A wielbłądy, usprawiedliwiające nazwę plaży, leżą w piasku za niewielkim barowym bungalowem. Smutne, jak zwykle, nieczułe na gorąco i słońce, świecące im prosto na zaślinione pyski, otulone kagańcami, wykonanymi z czegoś, co przypomina kordonek. Atrakcja chyba niewielka, bo zaledwie raz zauważamy, że ktoś się skusił na krótką przejażdżkę na camelu, dostojnie kroczącym po plaży. Pani w siodle ma dość niepewną minę, wielbłąd prowadzony za uzdę przez poganiacza jak zwykle ma to gdzieś, bezpieczeństwo zapewnia woreczek uwieszony pod ogonem. Fotografowanie leżących wielbłądów nie wywołuje reakcji bakszyszowych.
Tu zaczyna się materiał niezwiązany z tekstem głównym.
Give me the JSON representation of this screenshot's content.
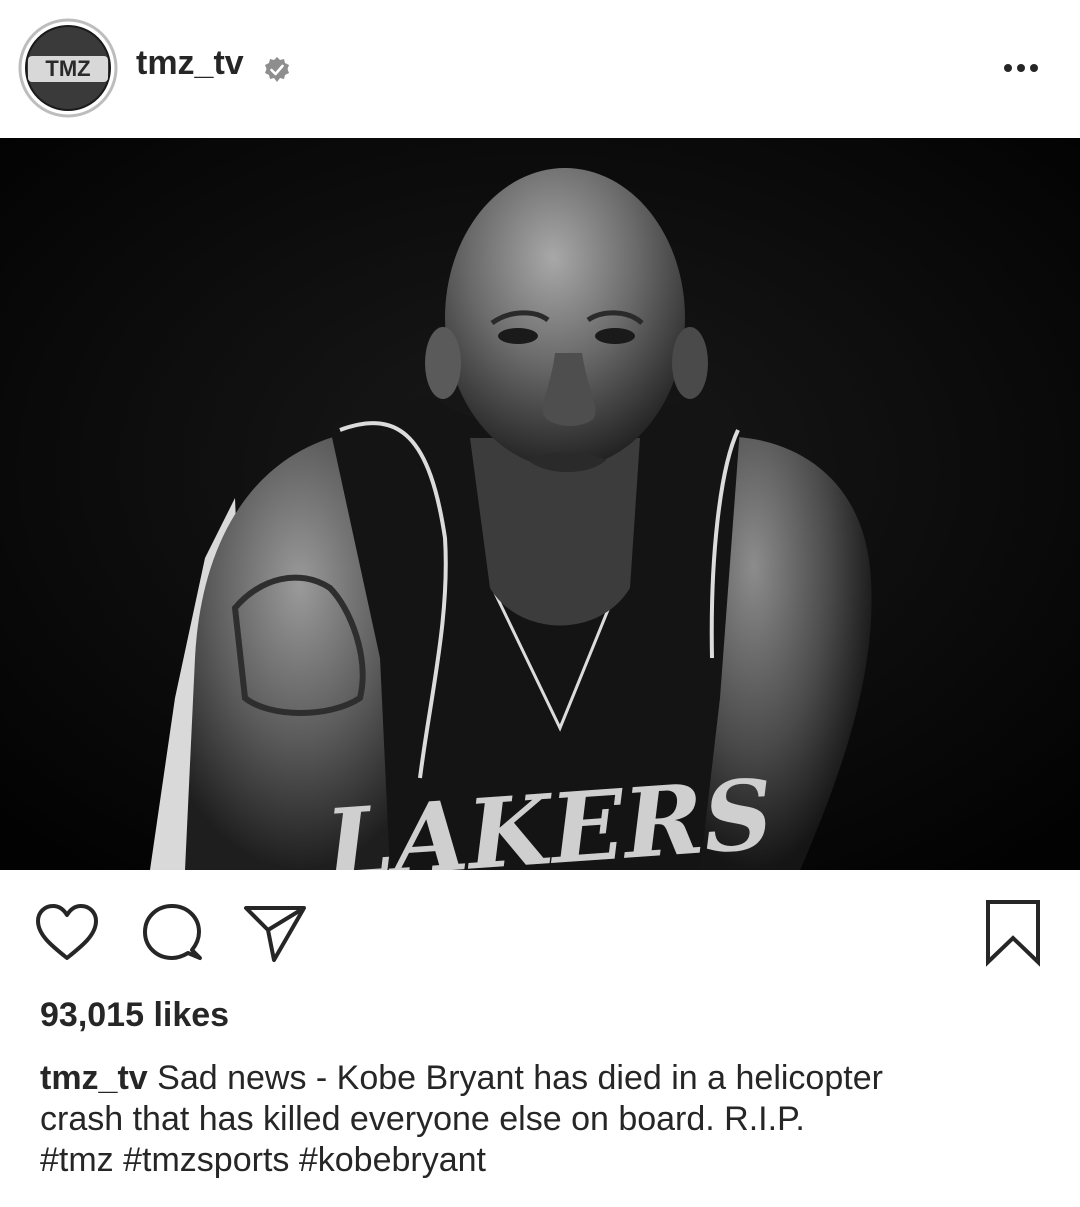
{
  "post": {
    "avatar_text": "TMZ",
    "username": "tmz_tv",
    "verified_icon": "verified-badge-icon",
    "more_icon": "more-options-icon",
    "photo_jersey_text": "LAKERS",
    "actions": {
      "like_icon": "heart-icon",
      "comment_icon": "comment-icon",
      "share_icon": "paper-plane-icon",
      "save_icon": "bookmark-icon"
    },
    "likes": "93,015 likes",
    "caption_user": "tmz_tv",
    "caption_line1": "Sad news - Kobe Bryant has died in a helicopter",
    "caption_line2": "crash that has killed everyone else on board. R.I.P.",
    "caption_line3": "#tmz #tmzsports #kobebryant"
  },
  "colors": {
    "text": "#262626",
    "photo_background": "#050505"
  }
}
Upał rośnie, ale nie odczuwamy go specjalnie, czemu sprzyja bliskość wody i lekki wiaterek. Ale wszystko co miłe, prędko się kończy i wczesnym popołudniem wracamy do Bodrum, mijamy centrum i kierujemy się na północ, w stronę dzielnicy Konacık. Trochę błądzimy, wreszcie przy pomocy przydrożnej policjantki, Michała i Renatkowej nawigacji docieramy na parking przy wejściu do ogrodzonego terenu starożytnego miasta Pedesa. Droga, doskonale utrzymana, prowadzi dalej dość stromo pod górę, zapewne można by podjechać jeszcze trochę samochodem, ale powstrzymuje nas szlaban przy wjeździe i niezbyt groźny strażnik, który najpierw informuje nas, że opodal bramy, przy parkingu jest kran z wodą do picia, za darmo, więc jeśli mamy jakieś butelki, to lepiej je napełnić i wziąć ze sobą. Nie wiem, w jakim języku nam to mówi, rozróżniamy angielskie water, free, bottle, i to w zasadzie wystarcza. Wstęp jest wolny. Michał wraca do samochodu po butelki, dogoni nas za chwilę, idziemy powoli pod górę. Niby półtora kilometra, które mamy do pokonania, to niedużo, ale jeśli dodamy do tego blisko 160 m w pionie i plus 35 stopni w cieniu, to robi się znacznie trudniej. Ale dajemy radę. Cień zapewniają gęste pinie, a im wyżej jesteśmy, tym bardziej odczuwamy powiewy wiatru. Po kilkudziesięciu minutach docieramy do następnego szlabanu i wchodzimy na teren ruin.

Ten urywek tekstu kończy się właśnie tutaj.